Алексей Петрович не нашелся, что ответить на эту длинную тираду Толстого. Он не ожидал такого откровения от писателя, который, как ему казалось, тоже подстраивается под чуждые ему нравственные ценности и тоже не всегда искренне и удачно. А то, что Алексей Николаевич помянул Мандельштама, так это, скорее всего, из-за ссоры, случившейся у Толстого с поэтом в том же ресторане, который они только что покинули. Одни говорили, что прав был Толстой, другие — Мандельштам, отвесивший писателю слишком звонкую пощечину. Ясно было одно, что пощечина эта все еще горит на щеке Толстого и требует возмездия.

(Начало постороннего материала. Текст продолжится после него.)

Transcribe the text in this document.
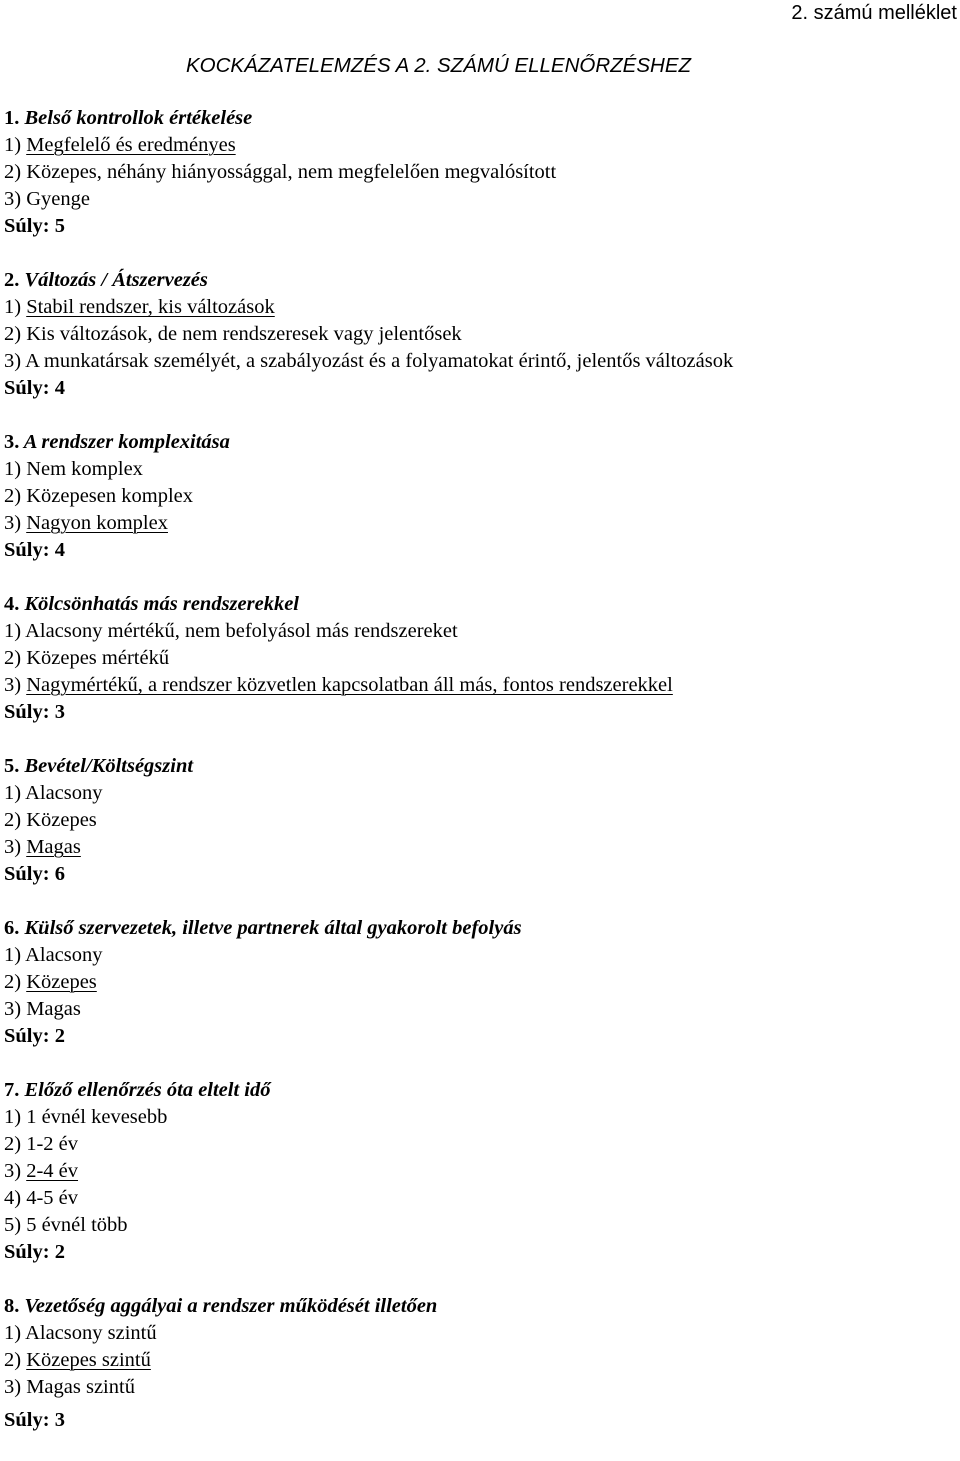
2. számú melléklet
KOCKÁZATELEMZÉS A 2. SZÁMÚ ELLENŐRZÉSHEZ
1. Belső kontrollok értékelése
1) Megfelelő és eredményes
2) Közepes, néhány hiányossággal, nem megfelelően megvalósított
3) Gyenge
Súly: 5
2. Változás / Átszervezés
1) Stabil rendszer, kis változások
2) Kis változások, de nem rendszeresek vagy jelentősek
3) A munkatársak személyét, a szabályozást és a folyamatokat érintő, jelentős változások
Súly: 4
3. A rendszer komplexitása
1) Nem komplex
2) Közepesen komplex
3) Nagyon komplex
Súly: 4
4. Kölcsönhatás más rendszerekkel
1) Alacsony mértékű, nem befolyásol más rendszereket
2) Közepes mértékű
3) Nagymértékű, a rendszer közvetlen kapcsolatban áll más, fontos rendszerekkel
Súly: 3
5. Bevétel/Költségszint
1) Alacsony
2) Közepes
3) Magas
Súly: 6
6. Külső szervezetek, illetve partnerek által gyakorolt befolyás
1) Alacsony
2) Közepes
3) Magas
Súly: 2
7. Előző ellenőrzés óta eltelt idő
1) 1 évnél kevesebb
2) 1-2 év
3) 2-4 év
4) 4-5 év
5) 5 évnél több
Súly: 2
8. Vezetőség aggályai a rendszer működését illetően
1) Alacsony szintű
2) Közepes szintű
3) Magas szintű
Súly: 3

Они стояли под густой кроной старой липы, в стороне от пешеходной дорожки, и хотя Толстой говорил не так уж громко, Алексей Петрович иногда внутренне поеживался и поглядывал по сторонам, в то же самое время в душе его пели восторженные трубы: он нашел, нашел человека, который думает о действительности и чувствует ее так же, как и сам Задонов. Какое это счастье знать, а не только догадываться, что ты не одинок в этом мире, что там-то и там-то живут человеки, котором ты можешь при случае излить свою душу.

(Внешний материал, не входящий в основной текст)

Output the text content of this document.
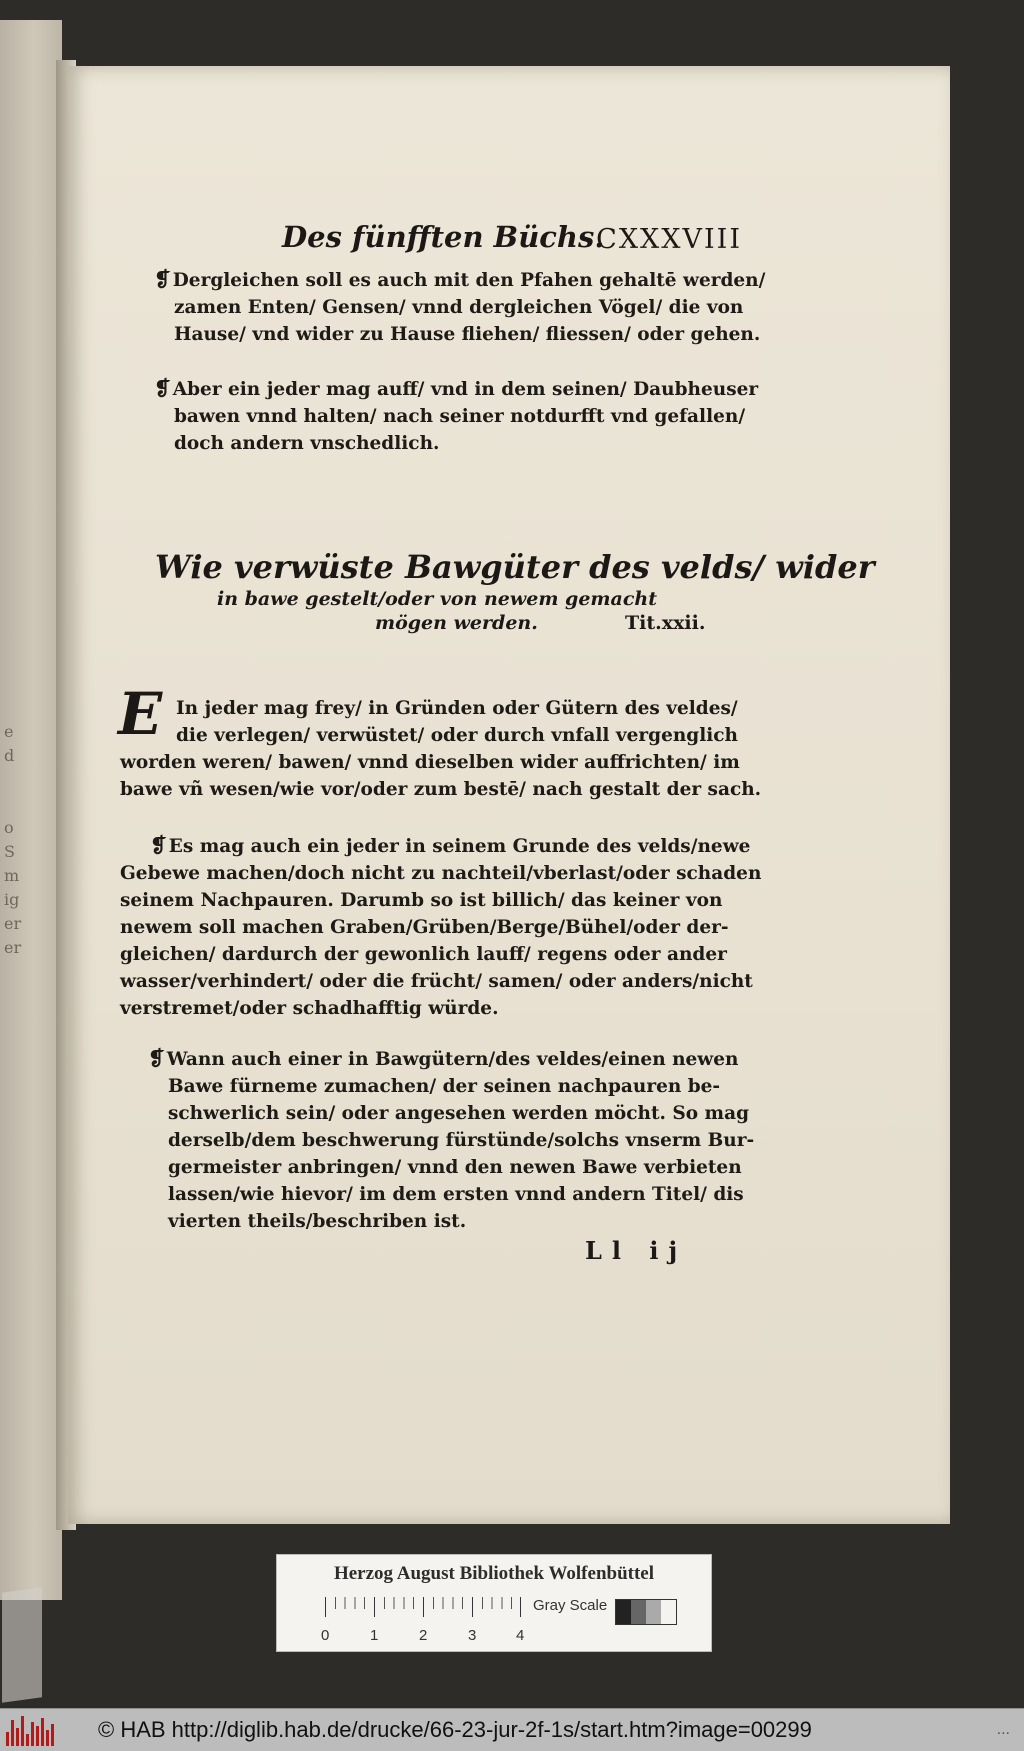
e
d
o
S
m
ig
er
er
Des fünfften Büchs.
CXXXVIII
❡ Dergleichen soll es auch mit den Pfahen gehaltē werden/
zamen Enten/ Gensen/ vnnd dergleichen Vögel/ die von
Hause/ vnd wider zu Hause fliehen/ fliessen/ oder gehen.
❡ Aber ein jeder mag auff/ vnd in dem seinen/ Daubheuser
bawen vnnd halten/ nach seiner notdurfft vnd gefallen/
doch andern vnschedlich.
Wie verwüste Bawgüter des velds/ wider
in bawe gestelt/oder von newem gemacht
mögen werden.	Tit.xxii.
E In jeder mag frey/ in Gründen oder Gütern des veldes/
die verlegen/ verwüstet/ oder durch vnfall vergenglich
worden weren/ bawen/ vnnd dieselben wider auffrichten/ im
bawe vñ wesen/wie vor/oder zum bestē/ nach gestalt der sach.
❡ Es mag auch ein jeder in seinem Grunde des velds/newe
Gebewe machen/doch nicht zu nachteil/vberlast/oder schaden
seinem Nachpauren. Darumb so ist billich/ das keiner von
newem soll machen Graben/Grüben/Berge/Bühel/oder der-
gleichen/ dardurch der gewonlich lauff/ regens oder ander
wasser/verhindert/ oder die frücht/ samen/ oder anders/nicht
verstremet/oder schadhafftig würde.
❡ Wann auch einer in Bawgütern/des veldes/einen newen
Bawe fürneme zumachen/ der seinen nachpauren be-
schwerlich sein/ oder angesehen werden möcht. So mag
derselb/dem beschwerung fürstünde/solchs vnserm Bur-
germeister anbringen/ vnnd den newen Bawe verbieten
lassen/wie hievor/ im dem ersten vnnd andern Titel/ dis
vierten theils/beschriben ist.
Ll ij
Herzog August Bibliothek Wolfenbüttel
0	1	2	3	4
Gray Scale
© HAB http://diglib.hab.de/drucke/66-23-jur-2f-1s/start.htm?image=00299	...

Толстой между тем молчал, смотрел куда-то вдаль и сердито пыхтел.
Алексей Петрович очнулся, глянул на Толстого и заговорил, также торопливо и запальчиво:
— Я с вами абсолютно согласен, Алексей Николаевич, — говорил он, не замечая, что теребит пальцами рукав плаща Толстого. — Я и сам мучительно думал об этом же, иногда даже пугался своих крамольных мыслей. Но — увы: мы так все разобщены, нас так раскидало друг от друга всякими новыми и новейшими литературными веяниями, писательскими дрязгами… Впрочем, мы и не были никогда объединены — это беда истинно русских писателей… Разве что «передвижники»…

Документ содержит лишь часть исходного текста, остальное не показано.